IBM and the OpenCAPI Consortium have been pushing their own solution for attaching accelerators to a host processor to meet demand for higher performance and greater memory bandwidth in hyperscale data centers, high-performance computing and deep learning. "To get the latency and bandwidth characteristics, we really need a new interface and a new technology," said Jeff Stuecheli, an IBM Power hardware architect.
CAPI started out as an alternative to PCIe for attaching co-processors, but the focus has expanded and the bus now supports standard memory, storage-class memory, and high-performance I/O such as network and storage controllers. Stuecheli said the consortium purposely put most of the complexity in the host controller, so it will be easy for heterogeneous systems designers to attach any type of device. At the conference, IBM was showing a 300mm wafer with Power9 processors, which is nearing commercial release (Oak Ridge National Laboratory and Lawrence Livermore National Laboratory have already received some shipments for future supercomputers).
Heterogeneous systems are not only tough to build, they are also a challenge to optimize and program.
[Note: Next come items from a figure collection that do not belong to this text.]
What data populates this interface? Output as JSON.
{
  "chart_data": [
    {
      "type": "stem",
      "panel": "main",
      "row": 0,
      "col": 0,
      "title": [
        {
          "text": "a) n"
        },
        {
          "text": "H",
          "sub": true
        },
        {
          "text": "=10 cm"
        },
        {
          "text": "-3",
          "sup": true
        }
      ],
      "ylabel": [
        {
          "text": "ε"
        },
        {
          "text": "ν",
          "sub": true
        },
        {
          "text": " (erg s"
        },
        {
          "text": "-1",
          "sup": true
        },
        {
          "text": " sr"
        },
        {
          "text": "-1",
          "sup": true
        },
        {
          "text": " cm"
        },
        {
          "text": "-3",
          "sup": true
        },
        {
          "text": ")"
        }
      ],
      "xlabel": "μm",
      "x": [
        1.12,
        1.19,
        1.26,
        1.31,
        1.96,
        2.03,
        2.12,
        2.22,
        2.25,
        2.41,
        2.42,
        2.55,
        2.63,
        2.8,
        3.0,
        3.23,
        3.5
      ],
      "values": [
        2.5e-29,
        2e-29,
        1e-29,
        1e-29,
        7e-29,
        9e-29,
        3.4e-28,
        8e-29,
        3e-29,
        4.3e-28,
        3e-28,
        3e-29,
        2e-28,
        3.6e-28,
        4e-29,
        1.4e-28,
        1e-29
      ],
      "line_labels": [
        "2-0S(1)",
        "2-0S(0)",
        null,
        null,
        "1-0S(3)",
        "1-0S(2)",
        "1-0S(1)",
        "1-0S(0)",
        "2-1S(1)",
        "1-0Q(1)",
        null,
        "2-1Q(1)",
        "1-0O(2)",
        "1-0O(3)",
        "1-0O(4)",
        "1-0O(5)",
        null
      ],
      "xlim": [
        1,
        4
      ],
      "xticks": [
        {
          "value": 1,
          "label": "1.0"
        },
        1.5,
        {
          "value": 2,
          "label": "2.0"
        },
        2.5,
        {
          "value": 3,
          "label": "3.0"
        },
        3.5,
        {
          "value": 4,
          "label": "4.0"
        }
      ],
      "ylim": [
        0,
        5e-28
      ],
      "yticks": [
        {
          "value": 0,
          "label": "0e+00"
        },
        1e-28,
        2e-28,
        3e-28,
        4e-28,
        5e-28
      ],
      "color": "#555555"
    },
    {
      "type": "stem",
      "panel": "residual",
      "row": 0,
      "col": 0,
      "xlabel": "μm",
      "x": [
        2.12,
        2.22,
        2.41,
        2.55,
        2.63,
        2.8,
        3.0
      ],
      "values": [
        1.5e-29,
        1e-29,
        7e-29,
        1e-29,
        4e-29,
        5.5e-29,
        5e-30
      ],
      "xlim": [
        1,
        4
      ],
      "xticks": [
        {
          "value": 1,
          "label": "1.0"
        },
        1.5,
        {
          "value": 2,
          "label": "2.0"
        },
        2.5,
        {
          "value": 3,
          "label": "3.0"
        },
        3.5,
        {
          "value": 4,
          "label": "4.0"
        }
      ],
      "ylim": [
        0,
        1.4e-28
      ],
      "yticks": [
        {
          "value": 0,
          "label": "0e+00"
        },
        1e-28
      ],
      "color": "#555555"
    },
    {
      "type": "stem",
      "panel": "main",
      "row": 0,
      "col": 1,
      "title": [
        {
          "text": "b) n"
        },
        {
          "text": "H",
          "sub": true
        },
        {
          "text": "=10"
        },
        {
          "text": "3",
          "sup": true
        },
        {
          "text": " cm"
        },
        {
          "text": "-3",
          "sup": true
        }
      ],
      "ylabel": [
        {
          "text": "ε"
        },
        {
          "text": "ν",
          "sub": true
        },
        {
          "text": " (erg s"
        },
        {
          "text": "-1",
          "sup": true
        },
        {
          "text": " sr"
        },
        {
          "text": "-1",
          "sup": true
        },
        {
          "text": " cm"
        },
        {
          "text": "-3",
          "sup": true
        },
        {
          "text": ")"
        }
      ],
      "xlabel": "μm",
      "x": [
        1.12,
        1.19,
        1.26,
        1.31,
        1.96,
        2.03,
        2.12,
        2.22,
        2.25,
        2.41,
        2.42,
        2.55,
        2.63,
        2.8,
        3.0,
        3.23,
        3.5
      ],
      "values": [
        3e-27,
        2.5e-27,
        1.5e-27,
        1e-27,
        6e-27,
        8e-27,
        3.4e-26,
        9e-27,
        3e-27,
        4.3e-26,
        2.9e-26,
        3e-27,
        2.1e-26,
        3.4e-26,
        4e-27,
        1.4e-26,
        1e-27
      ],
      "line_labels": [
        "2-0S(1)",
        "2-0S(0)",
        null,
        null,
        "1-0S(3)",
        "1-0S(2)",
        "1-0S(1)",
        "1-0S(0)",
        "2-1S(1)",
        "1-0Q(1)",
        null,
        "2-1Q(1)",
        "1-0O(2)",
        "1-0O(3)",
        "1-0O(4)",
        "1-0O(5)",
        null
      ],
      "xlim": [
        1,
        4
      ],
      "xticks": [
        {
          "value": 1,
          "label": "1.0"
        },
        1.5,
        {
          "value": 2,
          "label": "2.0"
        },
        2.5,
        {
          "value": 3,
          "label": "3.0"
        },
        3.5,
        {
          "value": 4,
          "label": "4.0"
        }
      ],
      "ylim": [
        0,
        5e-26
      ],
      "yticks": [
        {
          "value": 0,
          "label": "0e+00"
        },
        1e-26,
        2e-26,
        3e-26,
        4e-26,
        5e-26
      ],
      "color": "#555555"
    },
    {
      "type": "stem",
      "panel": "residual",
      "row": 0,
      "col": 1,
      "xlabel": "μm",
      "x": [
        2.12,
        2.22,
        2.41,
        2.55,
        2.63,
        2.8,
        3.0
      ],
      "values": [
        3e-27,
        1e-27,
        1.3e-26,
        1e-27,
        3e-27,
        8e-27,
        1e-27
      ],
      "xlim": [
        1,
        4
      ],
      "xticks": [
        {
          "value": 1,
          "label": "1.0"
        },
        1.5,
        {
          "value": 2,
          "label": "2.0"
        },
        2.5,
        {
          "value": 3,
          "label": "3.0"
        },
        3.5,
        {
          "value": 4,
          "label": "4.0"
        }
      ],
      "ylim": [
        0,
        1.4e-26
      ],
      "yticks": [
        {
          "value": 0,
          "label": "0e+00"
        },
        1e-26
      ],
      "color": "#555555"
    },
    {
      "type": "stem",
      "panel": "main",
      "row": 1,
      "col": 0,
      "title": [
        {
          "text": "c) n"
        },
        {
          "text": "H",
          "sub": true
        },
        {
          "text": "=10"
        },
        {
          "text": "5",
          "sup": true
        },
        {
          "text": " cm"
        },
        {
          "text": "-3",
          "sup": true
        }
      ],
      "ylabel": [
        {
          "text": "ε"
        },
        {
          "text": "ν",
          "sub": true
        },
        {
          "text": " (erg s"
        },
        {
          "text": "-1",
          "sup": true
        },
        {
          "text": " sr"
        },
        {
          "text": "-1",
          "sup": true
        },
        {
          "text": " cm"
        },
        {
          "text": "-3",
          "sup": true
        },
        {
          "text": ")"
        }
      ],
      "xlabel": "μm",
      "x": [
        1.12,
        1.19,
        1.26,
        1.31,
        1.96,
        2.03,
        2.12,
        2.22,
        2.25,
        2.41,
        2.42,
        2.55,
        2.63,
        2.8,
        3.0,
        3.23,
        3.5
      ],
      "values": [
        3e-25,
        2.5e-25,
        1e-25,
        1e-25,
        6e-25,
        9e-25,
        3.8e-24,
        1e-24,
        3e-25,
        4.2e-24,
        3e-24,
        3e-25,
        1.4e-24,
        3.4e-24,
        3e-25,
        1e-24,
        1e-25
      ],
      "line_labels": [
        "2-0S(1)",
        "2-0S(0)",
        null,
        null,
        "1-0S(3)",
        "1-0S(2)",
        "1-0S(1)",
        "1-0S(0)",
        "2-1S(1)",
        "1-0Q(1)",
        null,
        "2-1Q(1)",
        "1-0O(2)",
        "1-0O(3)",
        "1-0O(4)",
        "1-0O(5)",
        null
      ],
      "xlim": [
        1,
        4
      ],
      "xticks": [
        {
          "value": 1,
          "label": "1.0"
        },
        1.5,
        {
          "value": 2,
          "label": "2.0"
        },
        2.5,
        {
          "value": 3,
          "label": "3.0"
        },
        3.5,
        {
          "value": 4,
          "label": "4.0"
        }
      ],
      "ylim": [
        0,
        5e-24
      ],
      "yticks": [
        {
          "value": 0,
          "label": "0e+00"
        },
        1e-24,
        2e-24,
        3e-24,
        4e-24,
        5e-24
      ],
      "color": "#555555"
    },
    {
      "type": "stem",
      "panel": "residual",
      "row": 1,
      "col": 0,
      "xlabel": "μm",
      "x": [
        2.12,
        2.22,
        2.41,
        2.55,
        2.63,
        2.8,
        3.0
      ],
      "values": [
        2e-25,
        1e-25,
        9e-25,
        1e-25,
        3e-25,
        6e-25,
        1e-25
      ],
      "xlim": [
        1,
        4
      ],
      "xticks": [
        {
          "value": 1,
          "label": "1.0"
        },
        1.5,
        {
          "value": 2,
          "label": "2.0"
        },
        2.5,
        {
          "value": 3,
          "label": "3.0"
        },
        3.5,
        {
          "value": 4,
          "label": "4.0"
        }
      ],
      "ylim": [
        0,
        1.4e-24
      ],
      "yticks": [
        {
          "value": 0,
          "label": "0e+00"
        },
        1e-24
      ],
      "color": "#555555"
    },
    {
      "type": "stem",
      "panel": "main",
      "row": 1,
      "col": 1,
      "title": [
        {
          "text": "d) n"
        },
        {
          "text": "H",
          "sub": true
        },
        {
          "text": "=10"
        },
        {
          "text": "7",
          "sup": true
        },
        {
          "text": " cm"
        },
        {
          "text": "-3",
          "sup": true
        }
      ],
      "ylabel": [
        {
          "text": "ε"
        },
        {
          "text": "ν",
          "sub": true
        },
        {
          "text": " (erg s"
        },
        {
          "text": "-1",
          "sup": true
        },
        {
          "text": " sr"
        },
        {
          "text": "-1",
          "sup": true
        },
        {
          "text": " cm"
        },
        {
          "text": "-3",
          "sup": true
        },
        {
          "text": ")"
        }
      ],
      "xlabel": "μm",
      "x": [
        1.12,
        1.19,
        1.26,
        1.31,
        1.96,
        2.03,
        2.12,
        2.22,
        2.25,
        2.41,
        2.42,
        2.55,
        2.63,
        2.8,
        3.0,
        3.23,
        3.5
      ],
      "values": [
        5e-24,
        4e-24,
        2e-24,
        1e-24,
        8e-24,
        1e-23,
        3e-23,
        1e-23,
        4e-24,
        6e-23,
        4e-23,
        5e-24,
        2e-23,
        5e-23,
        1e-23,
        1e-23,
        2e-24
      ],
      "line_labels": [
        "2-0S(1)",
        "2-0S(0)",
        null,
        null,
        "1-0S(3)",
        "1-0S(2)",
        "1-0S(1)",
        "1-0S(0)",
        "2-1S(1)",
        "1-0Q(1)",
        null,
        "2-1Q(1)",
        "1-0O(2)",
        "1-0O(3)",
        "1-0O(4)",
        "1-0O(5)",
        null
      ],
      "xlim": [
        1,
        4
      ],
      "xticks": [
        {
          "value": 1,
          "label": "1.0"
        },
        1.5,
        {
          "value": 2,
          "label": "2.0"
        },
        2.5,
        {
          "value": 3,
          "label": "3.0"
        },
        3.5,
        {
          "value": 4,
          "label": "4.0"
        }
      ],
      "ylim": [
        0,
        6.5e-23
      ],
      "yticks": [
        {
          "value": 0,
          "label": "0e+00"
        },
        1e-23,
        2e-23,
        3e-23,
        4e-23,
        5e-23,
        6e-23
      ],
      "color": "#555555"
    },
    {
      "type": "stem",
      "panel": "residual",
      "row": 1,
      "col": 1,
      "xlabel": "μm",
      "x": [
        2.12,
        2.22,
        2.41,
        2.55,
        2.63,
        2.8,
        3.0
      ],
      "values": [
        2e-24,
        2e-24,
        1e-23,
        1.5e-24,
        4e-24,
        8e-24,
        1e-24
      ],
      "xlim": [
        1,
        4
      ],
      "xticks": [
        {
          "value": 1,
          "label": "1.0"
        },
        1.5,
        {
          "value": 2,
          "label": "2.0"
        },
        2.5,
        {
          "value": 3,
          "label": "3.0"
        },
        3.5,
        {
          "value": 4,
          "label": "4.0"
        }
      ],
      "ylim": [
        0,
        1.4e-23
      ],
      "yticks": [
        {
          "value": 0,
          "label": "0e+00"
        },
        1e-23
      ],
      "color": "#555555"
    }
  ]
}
UltraSoC is an IP vendor that sells "smart modules" to debug and monitor the entire SoC (ARM, MIPS and others) to identify issues with CPU performance, memory bandwidth, deadlocks and data corruption without impacting system performance. And Silexica has developed an SLX compiler that can take existing code and optimize it to run on heterogeneous hardware for automotive, aerospace and industrial, and 5G wireless base stations.
Brute-force scaling of CPUs isn't going to get us where we need to go, but the industry will continue to come up with new ways to scale power, performance to meet the needs of emerging applications. The key takeaway from the Linley Processor Conference is that this more complex and nuanced approach requires new technology to design, connect, manufacture and program these heterogeneous systems.